J Korean Med Sci.  2017 Nov;32(11):1896-1902. 10.3346/jkms.2017.32.11.1896.

Coexistence of Radiation-Induced Meningioma and Moyamoya Syndrome 10 Years after Irradiation against Medulloblastoma: a Case Report

Affiliations
  • 1Department of Pediatrics, Seoul National University Children's Hospital, Seoul National University College of Medicine, Seoul, Korea.
  • 2Division of Pediatric Neurosurgery, Seoul National University Children's Hospital, Seoul National University College of Medicine, Seoul, Korea. nsthomas@snu.ac.kr
  • 3Department of Anatomy, Seoul National University Children's Hospital, Seoul National University College of Medicine, Seoul, Korea.
  • 4Division of Pediatric Neurology, Seoul National University Children's Hospital, Seoul National University College of Medicine, Seoul, Korea.
  • 5Department of Pathology, Seoul National University Children's Hospital, Seoul National University College of Medicine, Seoul, Korea.
  • 6Division of Pediatric Radiology, Seoul National University Children's Hospital, Seoul National University College of Medicine, Seoul, Korea.

Abstract

Radiotherapy is one of the standard treatments for medulloblastoma. However, therapeutic central nervous system irradiation in children may carry delayed side effects, such as radiation-induced tumor and vasculopathy. Here, we report the first case of coexisting meningioma and moyamoya syndrome, presenting 10 years after radiotherapy for medulloblastoma. A 13-year-old boy presented with an enhancing mass at the cerebral falx on magnetic resonance imaging (MRI) after surgery, radiotherapy (30.6 Gy craniospinal axis, 19.8 Gy posterior fossa) and chemotherapy against medulloblastoma 10 years ago, previously. The second tumor was meningioma. On postoperative day 5, he complained of right-sided motor weakness, motor dysphasia, dysarthria, and dysphagia. MRI revealed acute cerebral infarction in the left frontal lobe and both basal ganglia. MR and cerebral angiography confirmed underlying moyamoya syndrome. Four months after the meningioma surgery, the patient presented with headaches, dysarthria, and dizziness. Indirect bypass surgery was performed. He has been free from headaches since one month after the surgery. For patients who received radiotherapy for medulloblastoma at a young age, clinicians should consider the possibility of the coexistence of several complications.

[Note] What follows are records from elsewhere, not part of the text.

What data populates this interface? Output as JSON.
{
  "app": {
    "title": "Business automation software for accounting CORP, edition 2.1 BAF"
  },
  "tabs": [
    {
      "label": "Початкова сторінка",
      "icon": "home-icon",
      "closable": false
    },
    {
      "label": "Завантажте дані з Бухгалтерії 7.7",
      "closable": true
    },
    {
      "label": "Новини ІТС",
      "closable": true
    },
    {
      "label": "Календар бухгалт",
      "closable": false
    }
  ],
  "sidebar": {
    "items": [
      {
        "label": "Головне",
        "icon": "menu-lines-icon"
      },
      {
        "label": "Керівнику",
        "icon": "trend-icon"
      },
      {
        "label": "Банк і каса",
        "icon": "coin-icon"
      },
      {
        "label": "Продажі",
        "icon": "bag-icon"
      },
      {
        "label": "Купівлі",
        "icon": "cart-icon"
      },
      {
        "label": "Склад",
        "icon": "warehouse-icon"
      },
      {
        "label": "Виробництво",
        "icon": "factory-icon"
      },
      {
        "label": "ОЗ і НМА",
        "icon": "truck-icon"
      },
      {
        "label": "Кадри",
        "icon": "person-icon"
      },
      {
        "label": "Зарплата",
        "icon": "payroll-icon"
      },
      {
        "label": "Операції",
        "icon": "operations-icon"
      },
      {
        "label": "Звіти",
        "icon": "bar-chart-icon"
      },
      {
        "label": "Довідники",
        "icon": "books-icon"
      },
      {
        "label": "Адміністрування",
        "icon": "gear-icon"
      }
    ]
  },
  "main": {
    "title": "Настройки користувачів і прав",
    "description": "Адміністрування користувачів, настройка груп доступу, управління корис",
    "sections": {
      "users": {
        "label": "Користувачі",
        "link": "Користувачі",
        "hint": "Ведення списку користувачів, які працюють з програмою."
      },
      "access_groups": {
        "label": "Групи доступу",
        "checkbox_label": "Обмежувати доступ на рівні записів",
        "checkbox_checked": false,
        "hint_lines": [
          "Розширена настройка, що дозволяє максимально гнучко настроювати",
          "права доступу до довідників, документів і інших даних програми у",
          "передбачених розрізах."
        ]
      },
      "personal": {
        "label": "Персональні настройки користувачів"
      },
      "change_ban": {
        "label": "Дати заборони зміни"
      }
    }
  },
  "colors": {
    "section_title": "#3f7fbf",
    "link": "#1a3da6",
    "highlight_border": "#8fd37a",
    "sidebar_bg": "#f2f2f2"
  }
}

Careful follow up for development of secondary tumor and delayed vasculopathy is required.

Keyword

Meningioma; Moyamoya Syndrome; Medulloblastoma; Radiation-Induced Vasculopathy; Radiation-Induced Tumor; Radiotherapy

MeSH Terms

Adolescent
Aphasia
Basal Ganglia
Central Nervous System
Cerebral Angiography
Cerebral Infarction
Child
Deglutition Disorders
Dizziness
Drug Therapy
Dysarthria
Follow-Up Studies
Frontal Lobe
Headache
Humans
Magnetic Resonance Imaging
Male
Medulloblastoma*
Meningioma*
Moyamoya Disease*
Radiotherapy

Figure

  • Fig. 1 Initial presentation: medulloblastoma. Axial (A) and sagittal (B) contrast-enhanced MRI show a strongly enhancing lesion in the cerebellum with surrounding leptomeningeal enhancement, suggesting leptomeningeal seeding. Second presentation: meningioma. A 9 × 7 mm round shape mass (arrow) based on the falx cerebri at the high vertex with peripheral enhancement is shown in axial T2 weighted (C), contrast-enhanced sagittal (D). MRI = magnetic resonance imaging.

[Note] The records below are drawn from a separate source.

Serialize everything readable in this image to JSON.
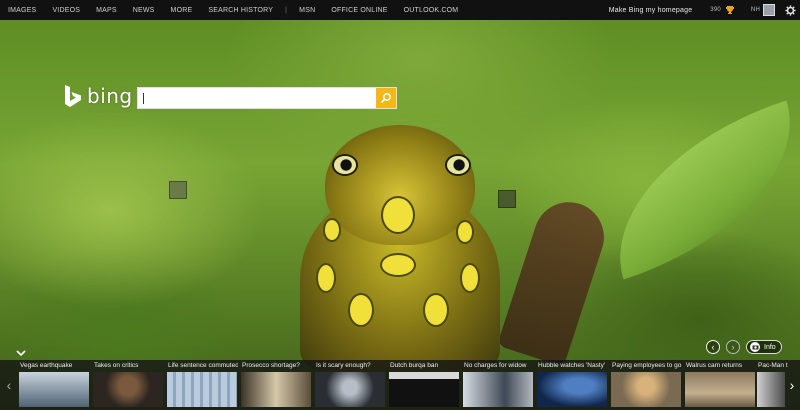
{
  "topnav": {
    "items": [
      "IMAGES",
      "VIDEOS",
      "MAPS",
      "NEWS",
      "MORE",
      "SEARCH HISTORY"
    ],
    "separator": "|",
    "secondary": [
      "MSN",
      "OFFICE ONLINE",
      "OUTLOOK.COM"
    ],
    "homepage_link": "Make Bing my homepage",
    "rewards_count": "390",
    "signin_text": "NH"
  },
  "logo": {
    "text": "bing",
    "color": "#ffffff"
  },
  "search": {
    "value": "",
    "placeholder": "",
    "button_color": "#f3b71a"
  },
  "image_controls": {
    "prev": "‹",
    "next": "›",
    "info_label": "Info"
  },
  "news": {
    "prev": "‹",
    "next": "›",
    "items": [
      {
        "caption": "Vegas earthquake",
        "thumb": "#6b7d8f"
      },
      {
        "caption": "Takes on critics",
        "thumb": "#3b3024"
      },
      {
        "caption": "Life sentence commuted",
        "thumb": "#9fb4c8"
      },
      {
        "caption": "Prosecco shortage?",
        "thumb": "#8a7a5a"
      },
      {
        "caption": "Is it scary enough?",
        "thumb": "#4a4f55"
      },
      {
        "caption": "Dutch burqa ban",
        "thumb": "#2b2b2b"
      },
      {
        "caption": "No charges for widow",
        "thumb": "#7f8a99"
      },
      {
        "caption": "Hubble watches 'Nasty'",
        "thumb": "#1a3d70"
      },
      {
        "caption": "Paying employees to go",
        "thumb": "#caa15a"
      },
      {
        "caption": "Walrus cam returns",
        "thumb": "#9b8a6e"
      },
      {
        "caption": "Pac-Man t",
        "thumb": "#5a5a5a"
      }
    ]
  },
  "colors": {
    "topbar_bg": "#111111",
    "accent": "#f3b71a"
  }
}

  • Fig. 2 Acute brain infarction after removal of the radiation-induced tumor. Axial diffusion weighted images (A) show diffusion restriction at the left frontal lobe and both basal ganglia, which indicates acute infarction. Retrospective review of MRI shows bilateral steno-occlusion of the internal carotid artery bifurcation and its branches (arrows) on T2-weighted axial image (B). MRA reveals marked narrowing of the main trunk of both middle cerebral arteries with rather preserved portions of their distal branches (C). Conventional cerebral angiography (D) shows steno-occlusion at the terminal portion of the right internal carotid artery and left internal carotid artery confirming moyamoya syndrome. MRI = magnetic resonance imaging, MRA = magnetic resonance angiography.

  • Fig. 3 Third presentation: moyamoya syndrome. T2-weighted axial image shows chronic change of infarction at the left frontal lobe (arrows) and bilateral basal ganglia (A). Perfusion MRI demonstrates delayed time to peak in the both middle cerebral artery territories and aggravated perfusion in the left anterior cerebral artery territory (arrows) (B). MRI = magnetic resonance imaging.